I recently spent an afternoon in the ER of our local hospital with my youngest, who came home from school not feeling well. Our doctor was unable to see us for two days, so off to the land of uncomfortable chairs and harried nurses we went for a strep test.
As I sat there, watching a parade of people, some with real ailments, and some questionable, my little guys fevered body leaning against me under my arm, making me sweat from the heat, I began to muse about how rare it is my kids actually get sick. My little guy has had it a bit rough recently, and the last little bit of the school year seems unusually rife with illness or some kind of calamity that has resulted in injury. As I sat there and mulled over what the rest of my day, and night was going to be like, I realized that I would not trade this afternoon, and what I know will be the resulting sleepless night, for anything in the world.
I know that sounds crazy, but hear me out.

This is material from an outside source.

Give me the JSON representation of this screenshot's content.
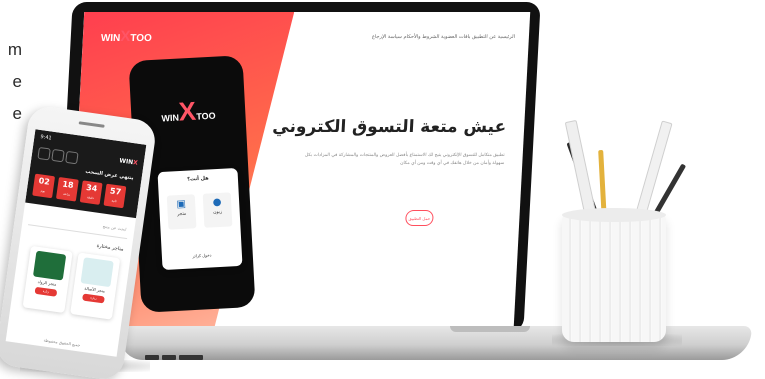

Its not as if I am wishing sickness or injury on my children, far from it. I do however realize that, as a mom, I am looked upon by my kids as the healer of boo boos, the calm in the upset and the keeper of the night shift when they cant sleep. Its something meaningful that I think at times we as moms don’t see, while we crankily move through another vomit laden day. We stumble around, groggy from lack of sleep, sore from the weird positions we sit in so our kids can lay against us, our clothes sweaty from little overheated bodies, and forget that all of this is a deep bonding, just as meaningful and strong, if not more so, as sitting with a book to read to them, fixing them dinner and talking at the table, or playing a game together.
I am their comfort when they feel their worst, when they wake up in the night, stumbling to my bedside to announce they don’t feel good, only to promptly throw up on the floor instead of going to the bathroom first. Why do they do that? Because I am the first thing they think of when they feel bad. Mom will fix it. Mom will make it better. Before their brain can even kick in fully, I am the first thought in their misery laden search for comfort.
And it isn’t limited to the flu or a cold. Its a stubbed toe, a smashed finger or a bonk on the head. Its a nightmare that wakes them, a loud noise that startles them, or someone picking on them at school.
Like every mom who keeps her worries secret, their struggles and hurts and illness keep me up a lot of long nights. Like tonight. He wont know how many times I go to his bedside and touch his forehead to see if his fever has returned, to listen to his breathing, and watch his face for signs of distress in his sleep.
They don’t realize how many times a day I wonder about them while they are at school, or think about them while I work midnights, gone while they sleep.
As we left the hospital, prescription in hand, he wrapped his little arm around me, and we walked that awkward too close together walk to the car, he looked up at me through his glasses with his red rimmed eyes and said “I love you mom.”
I wouldn’t trade this day for anything. Someday when they are grown, when they have a home and kids of their very own, I will be glad I traded the sleep of those nights for exhaustion, an aching back, tired eyes and a worried mind. They are more valuable than gold.
I’m going to head upstairs and check on him again. Sleep well my little guy, momma has the watch from here.